Highlights
- •Nascent high-density lipoprotein–free cholesterol (nHDL-FC) and human and mouse HDL-FC are cleared faster than apolipoprotein AI and HDL-cholesteryl ester.
- •FC esterification by lecithin:cholesterol acyltransferase plays a minor role in reverse cholesterol transport.

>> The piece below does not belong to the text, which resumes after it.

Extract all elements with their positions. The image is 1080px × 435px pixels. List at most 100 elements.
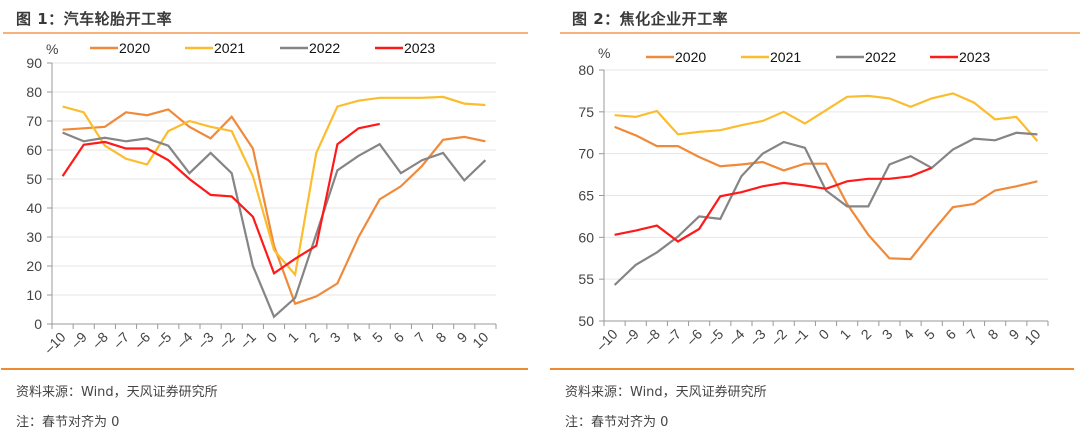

- •Mouse plasma nHDL-phospholipid rapidly transfers to the liver via a phospholipid transfer protein-dependent mechanism.
- •Mol% HDL-FC and plasma HDL levels may contribute to dysfunctional HDL.
- •High plasma FC bioavailability may be a marker of cardiovascular disease risk.
Abstract
Human plasma high-density lipoprotein cholesterol concentrations are a negative risk
factor for atherosclerosis-linked cardiovascular disease. Pharmacological attempts
to reduce atherosclerotic cardiovascular disease by increasing plasma high-density
lipoprotein cholesterol have been disappointing so that recent research has shifted
from HDL quantity to HDL quality, that is, functional vs dysfunctional HDL. HDL has
varying degrees of dysfunction reflected in impaired reverse cholesterol transport
(RCT). In the context of atheroprotection, RCT occurs by 2 mechanisms: one is the
well-known trans-hepatic pathway comprising macrophage free cholesterol (FC) efflux,
which produces early forms of FC-rich nascent HDL (nHDL). Lecithin:cholesterol acyltransferase
converts HDL-FC to HDL-cholesteryl ester while converting nHDL from a disc to a mature
spherical HDL, which transfers its cholesteryl ester to the hepatic HDL receptor,
scavenger receptor B1 for uptake, conversion to bile salts, or transfer to the intestine
for excretion. Although widely cited, current evidence suggests that this is a minor
pathway and that most HDL-FC and nHDL-FC rapidly transfer directly to the liver independent
of lecithin:cholesterol acyltransferase activity. A small fraction of plasma HDL-FC
enters the trans-intestinal efflux pathway comprising direct FC transfer to the intestine.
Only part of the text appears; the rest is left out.